US poverty spreads to the suburbs

The recent increase of poverty in the United States has seen it's greatest effects in the country's suburban areas. With the big loss of jobs and foreclosures seen during the global economic recession, the people who needed help were those who used to be comfortable.

From MSNBC, Associated Press writer Hope Yen explores the spread of poverty in the US.

A pair of analyses by the nonprofit Brookings Institution paint a bleak economic picture for the 100 largest metropolitan areas over the past decade and in the coming years, when the U.S. poverty rate is projected to edge toward 15 percent.

They also come weeks before the Nov. 2 congressional elections in which voters anxious over the slumping economy will decide whether to keep Democrats in power. Made up of both cities and surrounding suburbs, the large metro areas represent two-thirds of the U.S. population and are home to key battlegrounds that helped lift Democrat Barack Obama to victory in 2008.

The analyses of census data released Thursday show that since 2000, the number of poor people in the suburbs jumped by 37.4 percent to 13.7 million. That's faster than the national growth rate of 26.5 percent and more than double the city rate of 16.7 percent.

After the recession began in 2007, the suburbs continued to post larger increases in the number of poor — adding 1.8 million, compared to 1.4 million in the cities. Suburbs are now home to roughly one-third of the nation's poor.

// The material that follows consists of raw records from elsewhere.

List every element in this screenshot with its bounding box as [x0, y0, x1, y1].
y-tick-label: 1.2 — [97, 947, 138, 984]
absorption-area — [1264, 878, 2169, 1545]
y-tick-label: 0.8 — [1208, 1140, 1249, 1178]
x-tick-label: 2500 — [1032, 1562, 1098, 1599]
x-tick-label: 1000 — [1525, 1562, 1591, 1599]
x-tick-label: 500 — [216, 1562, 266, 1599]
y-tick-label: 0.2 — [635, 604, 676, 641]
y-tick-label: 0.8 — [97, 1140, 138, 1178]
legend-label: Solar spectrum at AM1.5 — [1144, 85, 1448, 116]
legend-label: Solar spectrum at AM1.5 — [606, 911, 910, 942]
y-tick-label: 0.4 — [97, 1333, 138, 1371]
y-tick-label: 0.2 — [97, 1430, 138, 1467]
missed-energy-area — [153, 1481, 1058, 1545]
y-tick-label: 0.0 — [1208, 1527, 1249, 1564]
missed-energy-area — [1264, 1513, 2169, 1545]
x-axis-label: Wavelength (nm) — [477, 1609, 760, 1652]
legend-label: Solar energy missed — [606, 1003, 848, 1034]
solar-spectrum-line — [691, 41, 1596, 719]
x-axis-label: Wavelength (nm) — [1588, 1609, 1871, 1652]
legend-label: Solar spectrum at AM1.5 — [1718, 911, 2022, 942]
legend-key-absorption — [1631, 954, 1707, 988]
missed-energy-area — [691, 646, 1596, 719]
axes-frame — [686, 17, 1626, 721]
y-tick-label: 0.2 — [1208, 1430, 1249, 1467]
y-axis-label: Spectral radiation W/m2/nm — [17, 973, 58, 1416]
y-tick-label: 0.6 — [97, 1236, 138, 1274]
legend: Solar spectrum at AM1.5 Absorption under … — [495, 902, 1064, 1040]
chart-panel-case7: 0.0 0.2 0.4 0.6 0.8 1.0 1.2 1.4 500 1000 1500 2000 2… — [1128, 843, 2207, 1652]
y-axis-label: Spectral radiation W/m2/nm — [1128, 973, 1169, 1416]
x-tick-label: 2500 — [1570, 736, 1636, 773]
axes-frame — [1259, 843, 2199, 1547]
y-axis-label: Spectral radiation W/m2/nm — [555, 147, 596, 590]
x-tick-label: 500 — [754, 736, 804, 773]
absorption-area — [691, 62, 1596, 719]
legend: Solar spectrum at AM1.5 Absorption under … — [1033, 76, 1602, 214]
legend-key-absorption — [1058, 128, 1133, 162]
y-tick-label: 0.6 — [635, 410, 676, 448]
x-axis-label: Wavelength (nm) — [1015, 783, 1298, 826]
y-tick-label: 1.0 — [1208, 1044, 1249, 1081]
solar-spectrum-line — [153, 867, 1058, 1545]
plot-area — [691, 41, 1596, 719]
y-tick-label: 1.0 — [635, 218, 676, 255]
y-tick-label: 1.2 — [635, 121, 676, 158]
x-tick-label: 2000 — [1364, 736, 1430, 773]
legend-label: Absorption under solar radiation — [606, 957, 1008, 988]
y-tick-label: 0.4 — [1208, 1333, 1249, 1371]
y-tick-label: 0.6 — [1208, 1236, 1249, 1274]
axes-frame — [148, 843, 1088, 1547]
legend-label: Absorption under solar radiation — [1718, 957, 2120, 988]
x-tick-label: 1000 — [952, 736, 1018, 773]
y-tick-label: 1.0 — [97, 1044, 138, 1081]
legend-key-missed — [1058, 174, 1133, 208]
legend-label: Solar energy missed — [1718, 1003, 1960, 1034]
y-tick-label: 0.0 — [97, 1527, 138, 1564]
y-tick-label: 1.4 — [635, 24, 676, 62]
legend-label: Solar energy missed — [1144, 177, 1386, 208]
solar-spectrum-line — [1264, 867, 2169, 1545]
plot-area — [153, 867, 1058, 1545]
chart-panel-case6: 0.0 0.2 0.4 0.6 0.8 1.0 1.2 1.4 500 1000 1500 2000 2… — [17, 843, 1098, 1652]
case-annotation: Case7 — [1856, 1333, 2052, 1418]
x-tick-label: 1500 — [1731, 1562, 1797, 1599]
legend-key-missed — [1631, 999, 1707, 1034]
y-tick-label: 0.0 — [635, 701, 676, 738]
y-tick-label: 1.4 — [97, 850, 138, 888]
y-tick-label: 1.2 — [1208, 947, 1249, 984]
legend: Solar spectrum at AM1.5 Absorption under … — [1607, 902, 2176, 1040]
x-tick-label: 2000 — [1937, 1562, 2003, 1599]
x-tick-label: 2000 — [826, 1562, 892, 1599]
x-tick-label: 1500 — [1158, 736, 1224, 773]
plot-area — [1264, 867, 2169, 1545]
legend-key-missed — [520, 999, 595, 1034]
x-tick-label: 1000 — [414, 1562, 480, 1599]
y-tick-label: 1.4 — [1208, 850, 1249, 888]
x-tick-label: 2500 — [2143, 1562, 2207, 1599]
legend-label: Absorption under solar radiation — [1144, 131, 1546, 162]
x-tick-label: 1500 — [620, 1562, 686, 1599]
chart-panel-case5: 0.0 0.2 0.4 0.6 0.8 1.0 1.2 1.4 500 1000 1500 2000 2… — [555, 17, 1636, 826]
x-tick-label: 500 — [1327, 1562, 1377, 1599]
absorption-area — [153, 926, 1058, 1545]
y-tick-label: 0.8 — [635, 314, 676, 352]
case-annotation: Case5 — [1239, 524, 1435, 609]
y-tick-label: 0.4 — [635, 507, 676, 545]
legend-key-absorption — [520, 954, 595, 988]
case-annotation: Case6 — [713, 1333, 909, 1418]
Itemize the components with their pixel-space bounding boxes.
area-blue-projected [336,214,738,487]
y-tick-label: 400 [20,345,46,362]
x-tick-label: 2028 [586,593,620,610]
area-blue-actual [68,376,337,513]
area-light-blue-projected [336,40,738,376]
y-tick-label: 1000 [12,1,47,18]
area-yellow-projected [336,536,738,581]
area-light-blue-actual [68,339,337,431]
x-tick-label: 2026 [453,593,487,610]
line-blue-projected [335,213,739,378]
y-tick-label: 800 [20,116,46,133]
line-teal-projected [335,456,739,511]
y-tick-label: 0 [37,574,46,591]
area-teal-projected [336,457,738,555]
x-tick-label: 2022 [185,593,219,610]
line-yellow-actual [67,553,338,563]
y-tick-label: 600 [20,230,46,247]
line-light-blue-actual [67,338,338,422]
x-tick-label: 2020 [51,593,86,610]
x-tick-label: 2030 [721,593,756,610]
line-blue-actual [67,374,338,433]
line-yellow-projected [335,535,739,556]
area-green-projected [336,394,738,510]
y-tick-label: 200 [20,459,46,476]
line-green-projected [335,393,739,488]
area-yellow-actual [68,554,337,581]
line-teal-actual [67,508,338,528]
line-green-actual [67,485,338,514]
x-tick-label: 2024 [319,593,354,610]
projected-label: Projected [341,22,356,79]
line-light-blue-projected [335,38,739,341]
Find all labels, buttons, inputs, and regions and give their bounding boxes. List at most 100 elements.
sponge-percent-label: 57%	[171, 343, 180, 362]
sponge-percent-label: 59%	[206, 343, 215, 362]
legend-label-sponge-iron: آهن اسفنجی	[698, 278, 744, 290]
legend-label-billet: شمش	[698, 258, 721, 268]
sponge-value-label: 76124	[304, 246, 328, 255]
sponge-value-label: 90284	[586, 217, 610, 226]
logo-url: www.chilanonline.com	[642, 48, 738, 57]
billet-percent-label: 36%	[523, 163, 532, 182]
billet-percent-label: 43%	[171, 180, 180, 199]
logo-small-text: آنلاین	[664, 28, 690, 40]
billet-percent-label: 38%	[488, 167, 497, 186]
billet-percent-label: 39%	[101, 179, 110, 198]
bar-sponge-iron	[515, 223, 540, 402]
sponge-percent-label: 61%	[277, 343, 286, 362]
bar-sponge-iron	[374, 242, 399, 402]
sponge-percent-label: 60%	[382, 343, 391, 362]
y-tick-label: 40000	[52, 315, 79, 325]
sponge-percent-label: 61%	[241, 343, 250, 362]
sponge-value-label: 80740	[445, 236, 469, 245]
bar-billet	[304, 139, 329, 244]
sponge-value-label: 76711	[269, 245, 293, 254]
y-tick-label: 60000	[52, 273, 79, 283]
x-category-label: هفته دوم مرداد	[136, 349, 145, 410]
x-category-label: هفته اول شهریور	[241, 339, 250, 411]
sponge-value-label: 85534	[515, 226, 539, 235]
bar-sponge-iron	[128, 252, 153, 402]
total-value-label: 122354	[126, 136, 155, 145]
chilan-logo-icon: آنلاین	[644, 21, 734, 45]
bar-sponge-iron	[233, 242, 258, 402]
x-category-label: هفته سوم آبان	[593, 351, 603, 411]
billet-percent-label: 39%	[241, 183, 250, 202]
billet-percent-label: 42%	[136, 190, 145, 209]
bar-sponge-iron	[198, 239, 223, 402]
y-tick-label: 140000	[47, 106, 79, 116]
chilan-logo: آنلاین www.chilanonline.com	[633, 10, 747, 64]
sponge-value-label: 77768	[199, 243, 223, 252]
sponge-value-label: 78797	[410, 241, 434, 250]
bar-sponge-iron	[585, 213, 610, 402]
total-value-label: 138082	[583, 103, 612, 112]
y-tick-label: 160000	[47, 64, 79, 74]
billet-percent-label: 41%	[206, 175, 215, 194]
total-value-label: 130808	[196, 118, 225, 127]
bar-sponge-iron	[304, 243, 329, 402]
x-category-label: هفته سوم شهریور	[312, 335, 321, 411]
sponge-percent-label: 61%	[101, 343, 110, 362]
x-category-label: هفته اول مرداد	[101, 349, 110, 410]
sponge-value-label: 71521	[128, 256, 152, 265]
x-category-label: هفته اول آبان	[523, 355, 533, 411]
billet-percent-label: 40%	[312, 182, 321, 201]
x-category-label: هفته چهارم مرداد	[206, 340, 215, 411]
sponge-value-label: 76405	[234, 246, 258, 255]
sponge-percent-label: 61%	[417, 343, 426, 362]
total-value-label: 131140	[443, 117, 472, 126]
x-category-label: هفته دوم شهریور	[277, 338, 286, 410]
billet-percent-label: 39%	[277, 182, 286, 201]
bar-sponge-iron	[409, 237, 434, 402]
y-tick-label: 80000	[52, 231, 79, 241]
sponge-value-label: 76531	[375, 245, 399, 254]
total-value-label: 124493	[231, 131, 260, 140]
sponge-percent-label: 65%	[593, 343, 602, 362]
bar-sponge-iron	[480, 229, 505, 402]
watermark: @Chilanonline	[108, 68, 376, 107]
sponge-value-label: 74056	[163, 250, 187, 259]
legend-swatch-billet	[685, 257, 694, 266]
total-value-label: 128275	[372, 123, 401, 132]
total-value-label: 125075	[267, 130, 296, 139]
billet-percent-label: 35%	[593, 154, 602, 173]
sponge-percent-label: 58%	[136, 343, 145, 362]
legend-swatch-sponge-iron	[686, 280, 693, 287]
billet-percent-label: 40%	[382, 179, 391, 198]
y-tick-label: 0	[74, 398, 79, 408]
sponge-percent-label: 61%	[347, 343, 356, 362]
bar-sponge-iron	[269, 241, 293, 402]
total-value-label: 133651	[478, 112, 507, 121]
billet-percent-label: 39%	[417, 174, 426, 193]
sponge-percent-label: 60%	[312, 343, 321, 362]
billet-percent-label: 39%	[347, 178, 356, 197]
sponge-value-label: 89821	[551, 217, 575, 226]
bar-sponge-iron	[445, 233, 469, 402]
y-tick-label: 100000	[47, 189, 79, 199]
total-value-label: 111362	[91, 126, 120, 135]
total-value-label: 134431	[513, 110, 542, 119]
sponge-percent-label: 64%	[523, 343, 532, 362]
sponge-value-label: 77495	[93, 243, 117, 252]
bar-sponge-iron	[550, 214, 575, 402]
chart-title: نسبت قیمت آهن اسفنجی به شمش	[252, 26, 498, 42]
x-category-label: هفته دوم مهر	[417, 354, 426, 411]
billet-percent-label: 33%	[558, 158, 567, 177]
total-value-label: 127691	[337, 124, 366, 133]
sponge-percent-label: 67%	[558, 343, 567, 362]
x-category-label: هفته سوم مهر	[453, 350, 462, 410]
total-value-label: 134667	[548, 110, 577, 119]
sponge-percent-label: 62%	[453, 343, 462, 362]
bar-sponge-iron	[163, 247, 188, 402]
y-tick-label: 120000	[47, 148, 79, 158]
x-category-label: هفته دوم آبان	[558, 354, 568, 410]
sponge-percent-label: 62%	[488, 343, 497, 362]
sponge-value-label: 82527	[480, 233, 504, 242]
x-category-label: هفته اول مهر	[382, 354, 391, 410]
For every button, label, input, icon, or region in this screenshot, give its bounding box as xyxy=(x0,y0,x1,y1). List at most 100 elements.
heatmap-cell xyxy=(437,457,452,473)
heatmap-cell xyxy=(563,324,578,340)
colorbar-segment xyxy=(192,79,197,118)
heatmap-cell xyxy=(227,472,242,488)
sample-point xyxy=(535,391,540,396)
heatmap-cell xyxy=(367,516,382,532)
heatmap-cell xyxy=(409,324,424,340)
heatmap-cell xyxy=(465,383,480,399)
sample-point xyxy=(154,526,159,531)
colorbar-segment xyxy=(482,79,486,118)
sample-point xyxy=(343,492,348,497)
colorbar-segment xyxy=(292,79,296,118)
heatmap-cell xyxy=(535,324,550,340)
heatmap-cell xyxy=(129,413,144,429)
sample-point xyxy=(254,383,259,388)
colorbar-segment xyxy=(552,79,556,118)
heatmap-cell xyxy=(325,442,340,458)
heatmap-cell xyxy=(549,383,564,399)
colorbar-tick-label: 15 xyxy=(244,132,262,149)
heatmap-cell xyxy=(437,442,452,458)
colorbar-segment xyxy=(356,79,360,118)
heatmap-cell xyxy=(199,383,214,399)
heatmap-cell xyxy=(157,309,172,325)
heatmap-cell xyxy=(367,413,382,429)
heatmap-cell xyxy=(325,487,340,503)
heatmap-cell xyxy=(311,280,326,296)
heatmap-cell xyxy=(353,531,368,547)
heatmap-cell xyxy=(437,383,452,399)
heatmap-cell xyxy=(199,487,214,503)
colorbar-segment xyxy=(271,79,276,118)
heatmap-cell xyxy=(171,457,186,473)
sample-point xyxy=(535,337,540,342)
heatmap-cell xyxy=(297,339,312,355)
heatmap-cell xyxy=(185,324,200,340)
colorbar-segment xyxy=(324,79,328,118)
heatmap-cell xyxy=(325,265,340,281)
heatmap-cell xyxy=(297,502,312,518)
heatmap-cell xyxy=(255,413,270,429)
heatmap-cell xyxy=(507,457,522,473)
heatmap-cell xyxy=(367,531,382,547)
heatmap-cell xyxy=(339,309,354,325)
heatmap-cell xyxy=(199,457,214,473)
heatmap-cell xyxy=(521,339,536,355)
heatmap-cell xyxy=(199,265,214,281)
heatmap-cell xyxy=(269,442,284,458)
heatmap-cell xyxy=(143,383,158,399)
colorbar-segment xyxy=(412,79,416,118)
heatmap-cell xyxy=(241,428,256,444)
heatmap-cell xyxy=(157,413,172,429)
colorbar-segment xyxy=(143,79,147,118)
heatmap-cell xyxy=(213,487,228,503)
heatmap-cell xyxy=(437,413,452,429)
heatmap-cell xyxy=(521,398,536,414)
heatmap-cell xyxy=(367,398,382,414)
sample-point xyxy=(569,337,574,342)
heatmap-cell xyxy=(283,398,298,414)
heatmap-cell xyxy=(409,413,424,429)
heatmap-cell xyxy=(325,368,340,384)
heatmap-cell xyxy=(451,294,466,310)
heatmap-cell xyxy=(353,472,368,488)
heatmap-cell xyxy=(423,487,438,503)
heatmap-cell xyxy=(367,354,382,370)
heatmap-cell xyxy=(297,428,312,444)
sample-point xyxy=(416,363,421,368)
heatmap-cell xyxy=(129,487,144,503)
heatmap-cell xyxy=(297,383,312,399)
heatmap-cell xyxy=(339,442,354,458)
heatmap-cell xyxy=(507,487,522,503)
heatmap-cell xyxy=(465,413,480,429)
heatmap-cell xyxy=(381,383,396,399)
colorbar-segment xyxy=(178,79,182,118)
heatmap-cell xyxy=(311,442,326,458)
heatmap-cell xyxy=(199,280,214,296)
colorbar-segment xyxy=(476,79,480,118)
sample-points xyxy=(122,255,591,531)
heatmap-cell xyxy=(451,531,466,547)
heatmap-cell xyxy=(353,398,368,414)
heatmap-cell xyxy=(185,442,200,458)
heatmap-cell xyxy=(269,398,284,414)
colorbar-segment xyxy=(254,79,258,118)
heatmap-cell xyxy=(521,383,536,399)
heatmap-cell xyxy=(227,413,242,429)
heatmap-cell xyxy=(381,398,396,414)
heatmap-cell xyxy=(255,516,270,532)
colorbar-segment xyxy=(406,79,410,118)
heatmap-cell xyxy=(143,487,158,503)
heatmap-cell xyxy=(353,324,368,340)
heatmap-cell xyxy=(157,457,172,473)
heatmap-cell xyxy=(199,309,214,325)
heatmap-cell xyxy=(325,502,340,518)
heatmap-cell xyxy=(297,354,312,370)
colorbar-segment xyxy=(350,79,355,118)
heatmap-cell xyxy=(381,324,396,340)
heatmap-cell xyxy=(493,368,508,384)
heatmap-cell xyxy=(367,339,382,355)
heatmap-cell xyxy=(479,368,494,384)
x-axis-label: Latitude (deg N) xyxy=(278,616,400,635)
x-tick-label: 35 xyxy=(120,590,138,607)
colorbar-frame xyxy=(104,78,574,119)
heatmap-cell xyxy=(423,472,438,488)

At the same time, social service providers are spread thin in many suburban areas, according to a detailed Brookings survey of groups in representative metropolitan areas of Chicago, Los Angeles and the District of Columbia. That has forced providers to turn away many poor people due to increasingly scarce government and private-sector aid that is typically given to cities first.

"Millions of Americans at all income levels moved to the suburbs looking for better schools, better jobs, affordable housing, and a sense of security, but in recent years, as incomes have fallen, people had a harder and harder time making ends meet," said Scott Allard, a University of Chicago professor who co-wrote one of the reports.